Odd Couple: Boris and Bella by Carolyn Crimi and Gus Grimly

Bella LeGrossi was the messiest monster in Booville. None of the other monsters could stand Bella's mess, so Bella lived by herself.

Boris Kleenitoff was the tidiest monster in Booville. He vacuumed his vampires, dusted his spiderwebs, and polished his pythons daily. No one could stand Boris's persnickety ways, so Bella lived alone.

Boris and Bella can't seem to compromise on their habitual housekeeping conflict, but underneath their differences, there is a suggestion of attraction between the two. Still, Boris is not invited to Bella's holiday barbooque, and Boris sends Valentine's Day chocolate gargoyles to every monster but Bella.

But when the battling twosome compete to hold the biggest monster mash on Halloween, both are spurned by their spooky friends, Bella because her cauldrons are too crusty and Boris because his bewitched brooms never stop sweeping up his place. Instead their nasty neighbors choose to attend Harry Beastie's bash, because, as they put it, "His dust bunnies don't bite" and "He doesn't worry about claw marks scuffing the the floor."

Enraged, Bella and Boris decide to attend only to berate Beastie for daring to derail their party plans.

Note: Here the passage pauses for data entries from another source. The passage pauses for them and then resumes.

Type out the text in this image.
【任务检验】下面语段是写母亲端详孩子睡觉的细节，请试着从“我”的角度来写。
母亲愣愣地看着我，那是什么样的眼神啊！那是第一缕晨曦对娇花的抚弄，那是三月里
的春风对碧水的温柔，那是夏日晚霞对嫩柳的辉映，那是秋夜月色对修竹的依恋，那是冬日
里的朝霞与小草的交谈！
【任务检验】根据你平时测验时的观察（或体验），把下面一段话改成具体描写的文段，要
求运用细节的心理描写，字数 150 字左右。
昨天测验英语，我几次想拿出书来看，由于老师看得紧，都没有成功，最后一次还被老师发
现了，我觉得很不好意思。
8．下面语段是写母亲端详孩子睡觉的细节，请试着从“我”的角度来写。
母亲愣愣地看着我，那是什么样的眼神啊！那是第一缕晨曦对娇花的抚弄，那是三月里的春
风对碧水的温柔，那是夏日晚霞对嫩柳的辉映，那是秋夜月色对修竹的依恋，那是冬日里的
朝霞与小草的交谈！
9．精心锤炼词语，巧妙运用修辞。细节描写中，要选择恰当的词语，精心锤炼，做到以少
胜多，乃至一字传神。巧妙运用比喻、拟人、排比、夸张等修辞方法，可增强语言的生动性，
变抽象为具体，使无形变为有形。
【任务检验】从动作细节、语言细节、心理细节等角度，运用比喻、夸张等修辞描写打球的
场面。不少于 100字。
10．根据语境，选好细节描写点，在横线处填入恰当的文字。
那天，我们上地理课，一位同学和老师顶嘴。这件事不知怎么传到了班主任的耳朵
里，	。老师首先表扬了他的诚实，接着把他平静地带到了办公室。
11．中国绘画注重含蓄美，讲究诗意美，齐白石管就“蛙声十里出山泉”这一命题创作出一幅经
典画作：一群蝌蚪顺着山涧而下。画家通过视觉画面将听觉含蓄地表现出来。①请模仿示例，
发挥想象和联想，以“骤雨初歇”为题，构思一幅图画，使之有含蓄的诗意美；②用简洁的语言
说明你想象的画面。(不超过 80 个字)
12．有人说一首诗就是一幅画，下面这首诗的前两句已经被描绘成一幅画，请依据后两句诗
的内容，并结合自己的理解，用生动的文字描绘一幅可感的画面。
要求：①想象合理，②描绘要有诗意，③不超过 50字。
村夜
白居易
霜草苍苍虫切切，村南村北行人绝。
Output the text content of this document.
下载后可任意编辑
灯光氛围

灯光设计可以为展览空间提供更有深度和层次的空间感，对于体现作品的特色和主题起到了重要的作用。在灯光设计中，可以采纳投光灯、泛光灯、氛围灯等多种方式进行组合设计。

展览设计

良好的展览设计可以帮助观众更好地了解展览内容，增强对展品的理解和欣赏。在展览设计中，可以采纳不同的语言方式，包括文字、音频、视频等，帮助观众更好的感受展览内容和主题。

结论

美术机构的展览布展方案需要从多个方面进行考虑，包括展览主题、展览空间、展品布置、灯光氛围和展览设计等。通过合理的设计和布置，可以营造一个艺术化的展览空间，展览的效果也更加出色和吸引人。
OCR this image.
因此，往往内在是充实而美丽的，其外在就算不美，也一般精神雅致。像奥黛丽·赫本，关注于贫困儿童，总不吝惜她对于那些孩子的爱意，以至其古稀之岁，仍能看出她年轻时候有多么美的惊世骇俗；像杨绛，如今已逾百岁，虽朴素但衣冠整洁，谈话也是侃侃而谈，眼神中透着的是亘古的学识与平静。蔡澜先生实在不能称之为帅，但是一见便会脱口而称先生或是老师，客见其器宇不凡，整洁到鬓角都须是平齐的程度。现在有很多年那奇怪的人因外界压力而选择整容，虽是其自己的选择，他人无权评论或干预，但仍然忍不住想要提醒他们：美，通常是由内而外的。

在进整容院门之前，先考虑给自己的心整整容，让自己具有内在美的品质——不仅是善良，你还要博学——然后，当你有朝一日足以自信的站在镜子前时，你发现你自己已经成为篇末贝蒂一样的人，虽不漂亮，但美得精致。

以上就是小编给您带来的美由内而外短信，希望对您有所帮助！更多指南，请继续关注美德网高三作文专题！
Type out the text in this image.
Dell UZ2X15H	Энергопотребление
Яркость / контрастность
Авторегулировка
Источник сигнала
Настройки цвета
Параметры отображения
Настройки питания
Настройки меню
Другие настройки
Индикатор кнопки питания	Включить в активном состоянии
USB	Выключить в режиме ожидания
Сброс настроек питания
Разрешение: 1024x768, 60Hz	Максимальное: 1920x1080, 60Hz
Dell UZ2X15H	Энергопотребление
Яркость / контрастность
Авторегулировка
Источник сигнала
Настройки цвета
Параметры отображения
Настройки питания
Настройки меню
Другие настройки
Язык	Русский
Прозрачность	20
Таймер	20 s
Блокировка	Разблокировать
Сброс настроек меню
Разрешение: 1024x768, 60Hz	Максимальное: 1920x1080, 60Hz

At Harry Beasties' bash, however, the two party poopers can only hold out until the beat of the WolfMan Band gets their toes to tapping. Finally, the two relent:

Bella sighed. She loved to dance.

Boris looked at the floor. He hadn't danced in SO long!

Bella looked at Boris shyly. "Maybe we should show them how it's done," she said.

A truce follows for the terrible two. Moderating their housekeeping styles, the two remain friends and the following year they throw the "biggest bash Booville had ever seen... together."

Carolyn Crimi's Boris and Bella is full of puns, alliterations, and rhymes that fill the text with chuckles and grins. (The monster dine at a boo-ffet, Cy Clops bebops and the Bogeyman boogies, for example.) Gus Grimley's sophisticated and evocative artistic style is just right for this tongue-in-cheek tale of a couple of creeps who bury the hatchet. Pair this tried-and-true tale with Lisa Wheeler's brand-new Boogie Knights, (Richard Jackson Books (Atheneum Hardcover)), reviewed in my post here, for happy Halloween howls of laughter.